By Ann Byle | posted 8/01/2004 12:00AM
"Many Christians think that this world is not their home, this life is not what really matters, and only spiritual things last forever," Michael Wittmer says. And those Christians are what believers in past generations would call heretics.
Wittmer, associate professor of systematic theology at Grand Rapids Theological Seminary in Grand Rapids, Michigan, has just published his first book, Heaven Is a Place on Earth (Zondervan, $16.99). In it, he's challenging many evangelicals' attitudes toward life on earth, future in heaven, and how to live each day as a child of God.
"Many Christians have unwittingly adopted a dualistic, Gnostic view of the world," Wittmer says,. "Consequently, Christians think they only please God when they are witnessing, reading the Bible, praying, or attending church."

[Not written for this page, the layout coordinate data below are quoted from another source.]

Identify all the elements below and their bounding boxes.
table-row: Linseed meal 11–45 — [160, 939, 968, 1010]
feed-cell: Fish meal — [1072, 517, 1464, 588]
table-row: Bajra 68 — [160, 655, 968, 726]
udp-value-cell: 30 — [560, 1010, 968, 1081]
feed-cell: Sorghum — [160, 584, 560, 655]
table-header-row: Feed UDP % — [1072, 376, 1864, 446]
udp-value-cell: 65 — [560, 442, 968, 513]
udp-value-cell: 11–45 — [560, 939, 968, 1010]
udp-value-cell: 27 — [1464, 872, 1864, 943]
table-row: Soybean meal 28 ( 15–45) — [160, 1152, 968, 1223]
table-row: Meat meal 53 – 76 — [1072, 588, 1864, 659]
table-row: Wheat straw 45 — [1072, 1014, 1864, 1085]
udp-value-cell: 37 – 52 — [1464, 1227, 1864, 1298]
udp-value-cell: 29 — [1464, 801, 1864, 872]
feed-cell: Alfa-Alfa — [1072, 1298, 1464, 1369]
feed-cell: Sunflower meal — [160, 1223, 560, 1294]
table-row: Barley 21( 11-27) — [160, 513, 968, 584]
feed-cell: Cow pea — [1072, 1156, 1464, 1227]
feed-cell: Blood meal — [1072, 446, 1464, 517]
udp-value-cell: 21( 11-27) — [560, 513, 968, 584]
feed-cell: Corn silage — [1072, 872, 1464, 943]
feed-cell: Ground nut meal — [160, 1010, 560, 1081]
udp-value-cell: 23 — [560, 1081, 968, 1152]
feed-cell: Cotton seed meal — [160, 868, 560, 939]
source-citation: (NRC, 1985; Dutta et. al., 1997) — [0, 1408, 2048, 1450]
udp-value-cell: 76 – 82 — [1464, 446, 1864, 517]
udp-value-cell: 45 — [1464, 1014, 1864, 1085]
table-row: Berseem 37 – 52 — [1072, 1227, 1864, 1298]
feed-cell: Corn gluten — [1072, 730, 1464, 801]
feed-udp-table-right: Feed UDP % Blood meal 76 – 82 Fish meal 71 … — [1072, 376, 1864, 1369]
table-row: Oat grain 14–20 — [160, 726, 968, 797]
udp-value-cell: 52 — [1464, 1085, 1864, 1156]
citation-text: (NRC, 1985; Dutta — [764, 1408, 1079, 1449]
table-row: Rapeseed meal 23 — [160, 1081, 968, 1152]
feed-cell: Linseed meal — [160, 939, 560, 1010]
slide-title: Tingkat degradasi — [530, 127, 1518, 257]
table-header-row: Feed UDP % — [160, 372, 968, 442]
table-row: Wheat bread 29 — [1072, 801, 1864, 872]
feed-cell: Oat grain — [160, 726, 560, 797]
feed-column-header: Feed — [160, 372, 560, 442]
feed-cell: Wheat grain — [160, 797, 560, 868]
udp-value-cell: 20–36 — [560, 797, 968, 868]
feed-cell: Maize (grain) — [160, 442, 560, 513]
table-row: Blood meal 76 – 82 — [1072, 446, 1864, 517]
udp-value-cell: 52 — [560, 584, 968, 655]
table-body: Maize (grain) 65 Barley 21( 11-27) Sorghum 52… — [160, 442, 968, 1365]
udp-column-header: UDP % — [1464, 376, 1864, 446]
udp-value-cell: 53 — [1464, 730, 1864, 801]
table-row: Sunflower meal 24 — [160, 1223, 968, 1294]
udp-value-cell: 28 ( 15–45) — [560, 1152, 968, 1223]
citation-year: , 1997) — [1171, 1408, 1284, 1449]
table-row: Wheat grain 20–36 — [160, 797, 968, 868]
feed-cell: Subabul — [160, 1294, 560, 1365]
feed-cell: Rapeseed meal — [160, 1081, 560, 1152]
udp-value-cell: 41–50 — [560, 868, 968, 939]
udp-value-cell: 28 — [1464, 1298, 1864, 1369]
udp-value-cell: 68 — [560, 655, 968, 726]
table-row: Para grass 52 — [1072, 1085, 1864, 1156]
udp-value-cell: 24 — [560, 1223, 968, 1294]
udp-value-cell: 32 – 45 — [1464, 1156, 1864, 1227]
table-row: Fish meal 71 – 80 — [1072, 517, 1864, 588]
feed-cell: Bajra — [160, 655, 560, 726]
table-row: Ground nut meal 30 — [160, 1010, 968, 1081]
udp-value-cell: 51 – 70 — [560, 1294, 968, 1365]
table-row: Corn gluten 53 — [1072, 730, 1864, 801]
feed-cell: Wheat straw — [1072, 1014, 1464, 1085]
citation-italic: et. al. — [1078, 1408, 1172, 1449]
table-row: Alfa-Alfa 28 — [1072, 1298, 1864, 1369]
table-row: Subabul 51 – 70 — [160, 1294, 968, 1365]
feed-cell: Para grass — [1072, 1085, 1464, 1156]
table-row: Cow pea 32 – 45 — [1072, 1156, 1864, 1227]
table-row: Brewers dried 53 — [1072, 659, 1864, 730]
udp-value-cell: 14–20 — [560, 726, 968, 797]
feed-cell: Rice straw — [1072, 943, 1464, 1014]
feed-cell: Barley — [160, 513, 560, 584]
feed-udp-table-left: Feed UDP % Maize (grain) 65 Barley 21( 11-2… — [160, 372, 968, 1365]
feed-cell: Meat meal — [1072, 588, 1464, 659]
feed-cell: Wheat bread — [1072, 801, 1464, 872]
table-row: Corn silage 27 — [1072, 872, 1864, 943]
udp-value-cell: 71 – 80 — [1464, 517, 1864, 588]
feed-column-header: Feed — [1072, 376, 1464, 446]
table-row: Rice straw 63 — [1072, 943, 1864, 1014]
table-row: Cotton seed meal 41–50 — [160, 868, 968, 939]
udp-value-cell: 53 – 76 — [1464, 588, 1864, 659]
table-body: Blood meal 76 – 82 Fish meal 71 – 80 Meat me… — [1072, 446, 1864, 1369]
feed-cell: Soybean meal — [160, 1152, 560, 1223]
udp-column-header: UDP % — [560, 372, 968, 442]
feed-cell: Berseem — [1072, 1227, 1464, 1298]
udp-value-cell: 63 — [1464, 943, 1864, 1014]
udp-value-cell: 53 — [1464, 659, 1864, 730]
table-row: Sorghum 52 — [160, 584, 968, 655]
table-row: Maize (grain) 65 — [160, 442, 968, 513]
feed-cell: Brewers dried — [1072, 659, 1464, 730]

According to Wittmer, this dualism between spirit and body, heaven and earth, has thoroughly permeated evangelicalism, as evidenced by statements in Rick Warren's wildly popular book, The Purpose Driven Life.
While appreciative of much of what he writes, Wittmer takes issue with Warren's view that: "Your earthly body is just a temporary residence for your spirit" (p. 37), "Life on earth is a temporary assignment" (p. 47), and those Christians who think earth is their home "have betrayed their King" (p. 49).
"Warren commits a common evangelical mistake when he interprets the term 'world' (1 John 2:15), 'aliens and strangers' (1 Pet. 2:11), and 'earthly things' (Col. 3:2) in an ontological (literal) rather than moral sense," Wittmer says. "So whereas Scripture warns us to flee from sin in the world, Warren concludes that we must also avoid feeling at home in the physical world. Such thinking does not arise from the Christian gospel, but from the Greek philosophy of Plato and Gnosticism."
Wittmer in Heaven Is a Place on Earth seeks to replace this overly spiritualized form of Christianity with a celebration of the Christian worldview, with a retelling of the Christian narrative of creation, fall, and redemption.
A deeply biblical book, Heaven shows how the story of Scripture answers the big questions of life: What is this place? Why are we here? What is wrong with me and my world? What is God's plan for this world? These questions form the structure of the book, and Wittmer responds to each with sound exegesis, clear writing, and good humor. His main goal is to encourage evangelicals to rethink traditional thought that has kept them from appreciating and really living in the world God made.
"We must begin with creation," Wittmer says, "and understand that creation is good and that planet Earth is where we're supposed to be. It's good to be human and it's good to be here. Jesus Christ — who is fully God and fully human — did not come to Earth to turn us into angels who would live forever in heaven; instead he calls us to thrive down here in our human lives. Sadly, in their well-intentioned pursuit of piety, many evangelicals have forgotten how to be human.
"Pious evangelicals will ask you how many souls you've lead to Christ, how much time have you spent in prayer today," he says. "We should ask how believers are living out their calling today."
That calling can be anything from being an electrician to a part-time secretary, from being a father to a homeowner. It's all part of who God calls us to be, and each of those callings is part of our witness for Christ. The callings of missionaries and pastors are no more spiritual than those of teachers or waitresses or filing clerks.